Tempestad sobre Bruselas
Negros nubarrones se ciernen sobre Bruselas, la capital de los 28 que si nada ni nadie lo remedia serán pronto 27. La costumbre desde los tiempos fundacionales era avanzar de crisis en crisis. Crisis y construcción europea eran casi sinónimos. Las crisis eran el combustible con el que se alimentaba la poderosa caldera que hace funcionar la fábrica de la Unión.
Esta vez no es así. Esta vez no es una crisis, sino varias crisis. O mejor todavía, una maraña de crisis que se enredan y retroalimentan una a otra. La fiscal, bancaria y financiera todavía vigente, que se ha convertido en el paisaje sobre el que actúan todas las restantes. La de seguridad en las fronteras Este y Sur, en Ucrania y en Oriente Medio. La llegada de los refugiados a centenares de miles como consecuencia, primero por el Egeo, ahora por el Mediterráneo. Los golpes del yihadismo en el corazón de las ciudades europeas. El ascenso de los populismos que desestabilizan los sistemas de partidos. Los brotes de xenofobia y de racismo. Y para postre, la apoteosis de la insolidaridad europea que es el Brexit.

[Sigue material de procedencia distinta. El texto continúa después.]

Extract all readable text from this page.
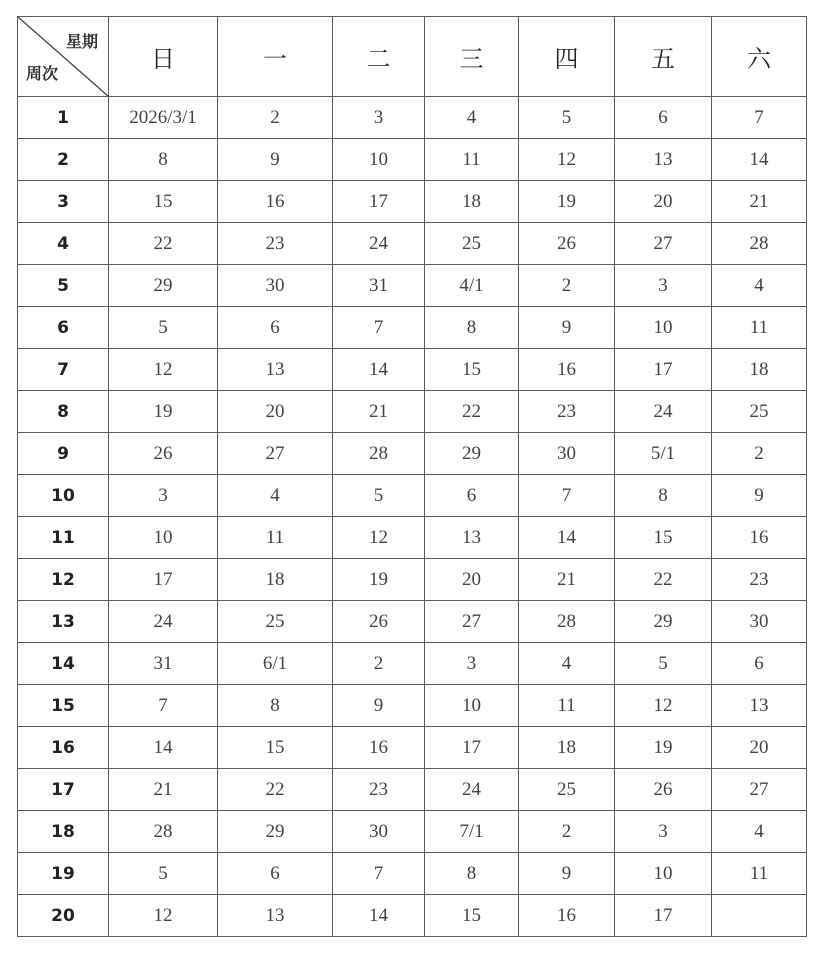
星期
周次	日	一	二	三	四	五	六
1	2026/3/1	2	3	4	5	6	7
2	8	9	10	11	12	13	14
3	15	16	17	18	19	20	21
4	22	23	24	25	26	27	28
5	29	30	31	4/1	2	3	4
6	5	6	7	8	9	10	11
7	12	13	14	15	16	17	18
8	19	20	21	22	23	24	25
9	26	27	28	29	30	5/1	2
10	3	4	5	6	7	8	9
11	10	11	12	13	14	15	16
12	17	18	19	20	21	22	23
13	24	25	26	27	28	29	30
14	31	6/1	2	3	4	5	6
15	7	8	9	10	11	12	13
16	14	15	16	17	18	19	20
17	21	22	23	24	25	26	27
18	28	29	30	7/1	2	3	4
19	5	6	7	8	9	10	11
20	12	13	14	15	16	17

Es la policrisis, ha dicho Jean-Claude Juncker, el presidente de la Comisión, como si dar con la palabra significara dar con la solución. ¿Avanzaremos ahora de policrisis en policrisis? ¿O habrá que cambiar de método, abandonar el tradicional incrementalismo de los pequeños pasos, y cortar el nudo de la policrisis de un tajo tal como hizo Alejandro Magno?
De momento, nada de lo que se ve y se oye en Bruselas permite pensar en una novedad de tal calibre. En el fondo, nada gusta más que la inercia. Sobre todo, no resolver nada: business as usual. Sí, los 27, reunidos en Bratislava el 16 de septiembre, aunque han convocado un ejercicio de reflexión sobre su futuro para marzo próximo, 60 aniversario del Tratado de Roma, han exhibido a la vez y una vez más su incapacidad para dotar a la unión de una estrategia compartida. Nada de ambición. Nada de visiones de futuro. Cada uno de los 27 socios, sus gobiernos, sus parlamentos –incluidos los regionales, como el de Valonia--, sus ciudadanos, todos a lo suyo, a sus vetos, sus bloqueos, sus referéndums, sin importarles mucho ni poco el destino común y las consecuencias de la ausencia de solidaridad, de espíritu de familia y de proyecto compartido. Como sonámbulos que avanzan resueltos hacia el abismo.
La dirección de la nave la marca ahora la agenda más genuinamente nacionalista de los países de Visegrad (Chequia, Eslovaquia, Hungría y Polonia), con sus argumentos contra la inmigración y los refugiados y sus prejuicios racistas y xenófobos de cristianos viejos y blancos. La talla moral de esta Europa la marcan Orban y Kascinski en vez de Walesa y Havel, en perfecta sintonía con Theresa May y Donald Trump. Y eso se nota en Bruselas, donde la desorientación y el pesimismo se han instalado en las instituciones europeas, a la defensiva ante el Brexit y propensas a los ejercicios de autoflagelación y de duelo, plañideras incluidas, por la Europa perdida que no fue y que ya no será.